Boom. Notice the muscularity of the process: forbidden and suppressed by power. To be Woke means to have the punitive power to suppress and forbid.
The other day I heard Dave Rubin compare it to a vast circle of wokery, with each person holding a gun to the head of the person next to him. This explains how they can adjust their thinking muscles in an instant (Just Like That, as the meme teaches us). Look at Joe Biden: now that he's in the circle, he will say whatever he has to in order to prevent the guy next to him from putting a bullet into his head, even if it means disavowing everything he's ever thought, said, or done.

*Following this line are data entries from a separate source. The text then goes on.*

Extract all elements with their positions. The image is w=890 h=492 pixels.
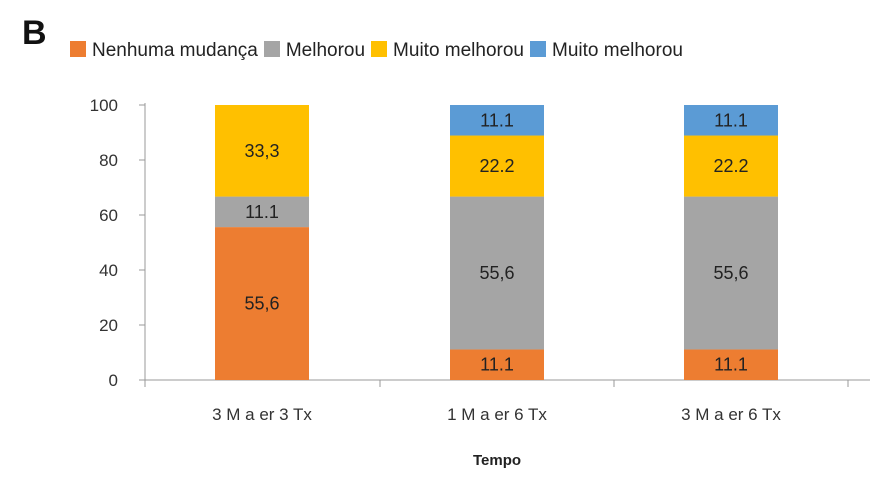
bar-data-label: 55,6 xyxy=(244,294,279,314)
y-tick-label: 80 xyxy=(99,151,118,170)
bar-segment xyxy=(215,227,309,380)
legend-label: Muito melhorou xyxy=(393,40,524,61)
y-tick-label: 40 xyxy=(99,261,118,280)
y-tick-label: 60 xyxy=(99,206,118,225)
bar-segment xyxy=(684,349,778,380)
bar-data-label: 22.2 xyxy=(713,156,748,176)
bar-segment xyxy=(215,196,309,228)
legend-item: Muito melhorou xyxy=(371,40,524,61)
legend: Nenhuma mudança Melhorou Muito melhorou Mui… xyxy=(70,40,689,62)
bar-data-label: 11.1 xyxy=(714,110,748,130)
y-tick-label: 20 xyxy=(99,316,118,335)
legend-label: Melhorou xyxy=(285,40,366,61)
bar-data-label: 55,6 xyxy=(713,263,748,283)
y-tick-label: 100 xyxy=(90,96,118,115)
bar-data-label: 33,3 xyxy=(244,141,279,161)
bar-segment xyxy=(450,135,544,197)
bar-data-label: 11.1 xyxy=(480,110,514,130)
legend-item: Nenhuma mudança xyxy=(70,40,258,61)
legend-item: Muito melhorou xyxy=(530,40,683,61)
legend-swatch xyxy=(70,41,86,57)
x-category-label: 3 M a er 6 Tx xyxy=(681,405,781,424)
bar-segment xyxy=(684,105,778,136)
bar-data-label: 55,6 xyxy=(479,263,514,283)
x-axis-title: Tempo xyxy=(473,452,521,469)
bar-segment xyxy=(450,349,544,380)
legend-swatch xyxy=(371,41,388,57)
y-tick-label: 0 xyxy=(109,371,118,390)
bar-segment xyxy=(450,105,544,136)
bar-segment xyxy=(215,105,309,197)
bar-segment xyxy=(684,135,778,197)
bar-data-label: 11.1 xyxy=(714,355,748,375)
x-category-label: 1 M a er 6 Tx xyxy=(447,405,547,424)
bar-data-label: 11.1 xyxy=(245,202,279,222)
legend-label: Nenhuma mudança xyxy=(92,40,258,61)
panel-letter: B xyxy=(22,14,47,52)
bar-segment xyxy=(684,196,778,350)
legend-label: Muito melhorou xyxy=(552,40,683,61)
x-category-label: 3 M a er 3 Tx xyxy=(212,405,312,424)
legend-item: Melhorou xyxy=(263,40,366,61)
bar-segment xyxy=(450,196,544,350)
bar-data-label: 22.2 xyxy=(479,156,514,176)
bar-data-label: 11.1 xyxy=(480,355,514,375)
legend-swatch xyxy=(530,41,546,57)
legend-swatch xyxy=(263,41,280,57)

Since we've discussed fake muscular thinking, what about the real kind? The first thing to understand is that their are degrees of thinking, with ideology at one end, philosophy at the other; the former always has an explicit content, while the latter is an asymptotic process that can never fully grasp its object, only love it from afar. Which is why it is called philo-sophy and not possessophy.
The philosopher
who wants to know what all that is [is] fundamentally about, what "reality" "really" means -- or who seeks this kind of knowledge does not start out with a definitely formulated question in the way a scientist does.Precisely this attitude of wordless listening [(---) and (o), respectively] enables him, on the one hand, to see all information from every branch of knowledge as a contribution to the answer he is really looking for; on the other hand, it disposes him not to be satisfied with any of these items of information but to remain open to the ultimate "wisdom," aspiring to which is central to the concept of philo-sophia (Pieper).
Now, philosophy can never be "practical" because it can never be "muscular." It can never force, only show. It can be detached from neither love nor freedom, because its essence is the free exercise of a loving relationship to wisdom hersoph. If philosophy becomes "for" something other than its own sake, then it is no longer philosophy.
The bottom line is that we have too many useful idiots running around, when we need more useless ones. Any imbecile can see there are problems, but it takes real wisdom to ignore them.
Only a discerning encounter with the mystery -- which consists in the fact that something is -- only this experience gives us the awareness that the light which makes things "positively" knowable, is simply unfathomable and inexhaustible and thus, at the same time, makes things incomprehensible.
It is true that the world is intelligible and that the mind may attain knowledge of it. However, the deeper truth is that we can never know it completely, for this would reduce to a closed ideology and therefore hypertrophic muscleheadedness.